Daniel paused, contemplating. “I want to confess something. No, no,” he laughed when he noticed my heart thudding, “it’s not as serious. Just that, and I don’t know if I’ve told you this before, but I crave you needing me. And it might sound pathetic, and it might seem like I’m ruining decades of feminist independent feats, but I want you to need me. I’m selfish like that—” his shoulders jumping as he chuckled “—I want you to need to talk to me about things. Don’t just go ripping up my notes or off with Derek.”

I nodded. “I know. Dick-move.”

Daniel smiled, brushing my lips with his thumb. “You miss California?”

“I do.”

“And our friends.”

I nodded. “Many things.”

“But I’m your Californian Soul.”

I broke into a grin, wrapping my arms around his neck. “You are.”

He shrugged, my arms rising along with his shoulders for a moment. “Isn’t that enough?”

And it was. Homes is what you make of where you are, with the people that are with you. I love Daniel, and even though California was where I grew up and lived for most of my life, New York didn’t seem that much of a stretch; so long as I had Daniel, it was home wherever he was, with my heart in his hands.

I stood up higher and kissed Daniel, and he backed me up against the cold pier pillars. And while we locked lips for what felt the longest time we’d ever kissed, so much so that we alternated between our lips and neck whenever one had to rejuvenate, I couldn’t help but think about that phrase: Home is where the heart is.

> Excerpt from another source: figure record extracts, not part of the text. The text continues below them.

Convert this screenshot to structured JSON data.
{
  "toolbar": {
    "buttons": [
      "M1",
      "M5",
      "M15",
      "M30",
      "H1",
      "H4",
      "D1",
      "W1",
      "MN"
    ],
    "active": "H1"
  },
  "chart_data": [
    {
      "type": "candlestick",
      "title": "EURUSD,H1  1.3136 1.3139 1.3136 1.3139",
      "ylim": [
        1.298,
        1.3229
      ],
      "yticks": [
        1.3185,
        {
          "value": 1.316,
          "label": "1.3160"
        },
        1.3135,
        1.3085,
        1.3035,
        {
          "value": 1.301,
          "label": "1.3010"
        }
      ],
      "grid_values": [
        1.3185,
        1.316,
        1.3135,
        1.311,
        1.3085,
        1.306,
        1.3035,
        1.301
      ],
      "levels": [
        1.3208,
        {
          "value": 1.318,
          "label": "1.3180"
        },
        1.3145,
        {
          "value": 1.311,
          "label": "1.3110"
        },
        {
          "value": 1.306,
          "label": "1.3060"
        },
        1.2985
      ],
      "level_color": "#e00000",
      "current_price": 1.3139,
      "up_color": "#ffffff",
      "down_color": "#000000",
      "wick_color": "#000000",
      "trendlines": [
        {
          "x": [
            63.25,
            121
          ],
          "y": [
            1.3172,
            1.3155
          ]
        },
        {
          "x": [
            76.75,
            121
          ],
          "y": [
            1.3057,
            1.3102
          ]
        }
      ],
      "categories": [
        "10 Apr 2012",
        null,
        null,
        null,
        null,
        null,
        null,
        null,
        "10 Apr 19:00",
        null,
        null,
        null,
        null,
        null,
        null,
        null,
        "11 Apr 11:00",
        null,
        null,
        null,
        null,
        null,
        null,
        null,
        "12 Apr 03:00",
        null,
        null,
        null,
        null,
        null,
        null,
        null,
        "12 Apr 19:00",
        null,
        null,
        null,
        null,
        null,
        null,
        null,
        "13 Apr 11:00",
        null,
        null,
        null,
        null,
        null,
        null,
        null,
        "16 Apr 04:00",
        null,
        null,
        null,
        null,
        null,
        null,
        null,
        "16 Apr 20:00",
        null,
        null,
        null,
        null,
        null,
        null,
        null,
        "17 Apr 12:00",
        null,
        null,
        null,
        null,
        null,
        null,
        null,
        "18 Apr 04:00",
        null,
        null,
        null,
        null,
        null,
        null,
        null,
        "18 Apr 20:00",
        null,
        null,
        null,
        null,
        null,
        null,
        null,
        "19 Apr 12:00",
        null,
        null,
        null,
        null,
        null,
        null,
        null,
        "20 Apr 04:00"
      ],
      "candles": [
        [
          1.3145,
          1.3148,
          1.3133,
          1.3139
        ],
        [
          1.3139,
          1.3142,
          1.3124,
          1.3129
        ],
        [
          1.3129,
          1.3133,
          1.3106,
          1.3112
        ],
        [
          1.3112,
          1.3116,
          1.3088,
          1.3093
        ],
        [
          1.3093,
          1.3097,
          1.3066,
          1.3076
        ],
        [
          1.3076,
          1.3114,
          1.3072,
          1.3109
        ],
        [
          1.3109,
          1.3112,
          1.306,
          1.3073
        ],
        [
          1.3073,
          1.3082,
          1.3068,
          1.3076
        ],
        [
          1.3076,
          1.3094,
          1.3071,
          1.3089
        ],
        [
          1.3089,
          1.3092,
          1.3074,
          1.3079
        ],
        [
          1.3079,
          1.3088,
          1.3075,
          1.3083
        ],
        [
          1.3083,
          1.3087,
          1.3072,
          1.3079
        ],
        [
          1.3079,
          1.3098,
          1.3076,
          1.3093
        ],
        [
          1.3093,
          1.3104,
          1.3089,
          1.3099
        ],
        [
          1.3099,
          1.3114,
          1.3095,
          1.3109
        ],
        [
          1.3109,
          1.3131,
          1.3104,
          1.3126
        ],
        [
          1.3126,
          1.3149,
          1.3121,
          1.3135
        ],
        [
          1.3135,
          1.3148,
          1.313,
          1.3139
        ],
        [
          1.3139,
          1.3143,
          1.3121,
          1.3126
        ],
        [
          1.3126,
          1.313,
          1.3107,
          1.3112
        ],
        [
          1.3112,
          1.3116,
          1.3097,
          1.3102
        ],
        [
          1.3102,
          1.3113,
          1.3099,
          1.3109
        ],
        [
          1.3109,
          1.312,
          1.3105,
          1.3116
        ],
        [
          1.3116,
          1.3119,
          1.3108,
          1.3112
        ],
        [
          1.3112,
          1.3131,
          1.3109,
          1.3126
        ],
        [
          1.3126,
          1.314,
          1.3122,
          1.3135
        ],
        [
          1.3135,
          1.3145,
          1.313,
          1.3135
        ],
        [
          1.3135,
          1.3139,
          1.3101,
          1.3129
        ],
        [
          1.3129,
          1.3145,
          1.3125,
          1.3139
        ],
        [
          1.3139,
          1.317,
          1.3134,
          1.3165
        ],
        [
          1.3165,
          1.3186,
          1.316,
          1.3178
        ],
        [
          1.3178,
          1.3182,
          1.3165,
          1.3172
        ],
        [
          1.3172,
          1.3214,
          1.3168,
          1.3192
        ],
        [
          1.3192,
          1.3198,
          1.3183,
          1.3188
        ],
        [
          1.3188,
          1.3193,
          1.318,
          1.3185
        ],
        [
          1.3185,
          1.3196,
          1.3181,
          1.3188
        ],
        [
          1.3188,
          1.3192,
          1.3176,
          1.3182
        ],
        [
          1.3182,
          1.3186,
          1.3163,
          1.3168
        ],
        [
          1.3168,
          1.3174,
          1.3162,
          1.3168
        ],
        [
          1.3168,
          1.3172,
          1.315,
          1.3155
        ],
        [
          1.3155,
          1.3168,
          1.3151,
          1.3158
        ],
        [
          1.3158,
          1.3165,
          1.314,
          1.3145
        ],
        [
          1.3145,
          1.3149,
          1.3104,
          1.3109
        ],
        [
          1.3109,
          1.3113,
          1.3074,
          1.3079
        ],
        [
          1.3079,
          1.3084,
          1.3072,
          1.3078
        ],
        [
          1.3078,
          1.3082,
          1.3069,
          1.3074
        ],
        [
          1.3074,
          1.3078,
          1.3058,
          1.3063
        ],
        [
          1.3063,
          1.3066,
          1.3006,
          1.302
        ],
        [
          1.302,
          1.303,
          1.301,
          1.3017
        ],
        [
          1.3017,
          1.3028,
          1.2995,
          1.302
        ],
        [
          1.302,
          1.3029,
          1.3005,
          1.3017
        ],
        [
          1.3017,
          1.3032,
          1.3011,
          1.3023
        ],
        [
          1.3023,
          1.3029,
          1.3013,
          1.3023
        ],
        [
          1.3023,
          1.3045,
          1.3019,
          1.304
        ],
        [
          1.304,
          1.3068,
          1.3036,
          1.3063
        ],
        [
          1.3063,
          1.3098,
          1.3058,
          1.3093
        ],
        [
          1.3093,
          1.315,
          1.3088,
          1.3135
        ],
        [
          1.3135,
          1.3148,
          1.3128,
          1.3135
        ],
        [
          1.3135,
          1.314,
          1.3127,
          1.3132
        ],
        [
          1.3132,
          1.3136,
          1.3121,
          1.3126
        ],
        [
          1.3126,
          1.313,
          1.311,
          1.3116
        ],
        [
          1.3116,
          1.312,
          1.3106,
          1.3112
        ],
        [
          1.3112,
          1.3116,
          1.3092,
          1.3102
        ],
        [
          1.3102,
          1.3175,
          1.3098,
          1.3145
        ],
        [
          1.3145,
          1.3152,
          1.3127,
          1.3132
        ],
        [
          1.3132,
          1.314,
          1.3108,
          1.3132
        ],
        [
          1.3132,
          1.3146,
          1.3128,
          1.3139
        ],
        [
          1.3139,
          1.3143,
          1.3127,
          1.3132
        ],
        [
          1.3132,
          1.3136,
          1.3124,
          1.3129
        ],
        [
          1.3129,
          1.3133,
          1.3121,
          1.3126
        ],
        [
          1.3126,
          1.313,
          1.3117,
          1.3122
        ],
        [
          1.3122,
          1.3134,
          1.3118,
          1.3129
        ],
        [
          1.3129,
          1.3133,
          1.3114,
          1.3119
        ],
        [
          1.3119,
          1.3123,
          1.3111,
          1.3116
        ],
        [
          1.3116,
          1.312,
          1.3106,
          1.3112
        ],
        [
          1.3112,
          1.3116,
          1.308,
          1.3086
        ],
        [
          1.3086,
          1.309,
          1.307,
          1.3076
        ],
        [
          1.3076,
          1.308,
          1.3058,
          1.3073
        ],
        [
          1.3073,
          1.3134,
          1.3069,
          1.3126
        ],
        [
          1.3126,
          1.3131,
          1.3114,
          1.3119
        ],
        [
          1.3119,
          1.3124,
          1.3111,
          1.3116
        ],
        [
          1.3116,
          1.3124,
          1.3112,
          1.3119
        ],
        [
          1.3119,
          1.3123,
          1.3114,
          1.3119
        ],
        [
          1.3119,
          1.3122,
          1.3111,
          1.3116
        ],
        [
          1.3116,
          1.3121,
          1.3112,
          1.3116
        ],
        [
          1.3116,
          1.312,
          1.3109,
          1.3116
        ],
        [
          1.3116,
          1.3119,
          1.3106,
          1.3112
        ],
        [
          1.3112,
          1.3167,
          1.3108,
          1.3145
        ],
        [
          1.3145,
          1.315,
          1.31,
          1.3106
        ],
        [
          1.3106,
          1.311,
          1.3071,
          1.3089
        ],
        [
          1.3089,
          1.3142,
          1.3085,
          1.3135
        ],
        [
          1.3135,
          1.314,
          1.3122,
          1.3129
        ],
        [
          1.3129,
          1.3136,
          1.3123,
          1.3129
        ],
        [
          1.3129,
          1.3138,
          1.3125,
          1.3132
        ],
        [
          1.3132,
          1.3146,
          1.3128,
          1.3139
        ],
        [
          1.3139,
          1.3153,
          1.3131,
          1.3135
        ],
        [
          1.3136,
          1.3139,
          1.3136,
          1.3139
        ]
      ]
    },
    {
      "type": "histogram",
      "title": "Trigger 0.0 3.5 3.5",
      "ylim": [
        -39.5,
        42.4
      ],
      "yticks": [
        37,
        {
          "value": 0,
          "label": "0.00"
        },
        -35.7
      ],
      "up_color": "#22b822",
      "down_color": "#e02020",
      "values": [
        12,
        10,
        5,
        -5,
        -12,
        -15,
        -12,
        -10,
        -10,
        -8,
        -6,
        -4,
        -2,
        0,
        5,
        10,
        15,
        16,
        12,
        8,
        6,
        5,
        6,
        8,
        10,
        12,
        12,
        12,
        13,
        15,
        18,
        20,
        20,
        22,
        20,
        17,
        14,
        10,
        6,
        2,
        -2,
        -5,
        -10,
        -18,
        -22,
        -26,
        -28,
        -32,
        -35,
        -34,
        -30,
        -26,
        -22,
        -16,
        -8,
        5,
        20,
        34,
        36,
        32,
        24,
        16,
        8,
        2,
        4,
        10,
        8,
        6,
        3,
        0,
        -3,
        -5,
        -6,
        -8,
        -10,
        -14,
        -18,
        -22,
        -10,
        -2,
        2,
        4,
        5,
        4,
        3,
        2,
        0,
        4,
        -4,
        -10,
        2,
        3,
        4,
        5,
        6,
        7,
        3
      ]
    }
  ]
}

“Hey,” I pushed Daniel softly away, “you never told me how the dinner went with your boss.”

“Are you sure you don’t want to talk about your parent or anything?”

I nodded. “I do. But I also want to hear you out.”

He thrust his pelvis into me and ground, his hard-on prominent and his breaths warm on my skin. “I want you first.”

His tongue slipped into my mouth and I welcomed the intrusion. “Daniel, not here,” I giggled. “Daniel!”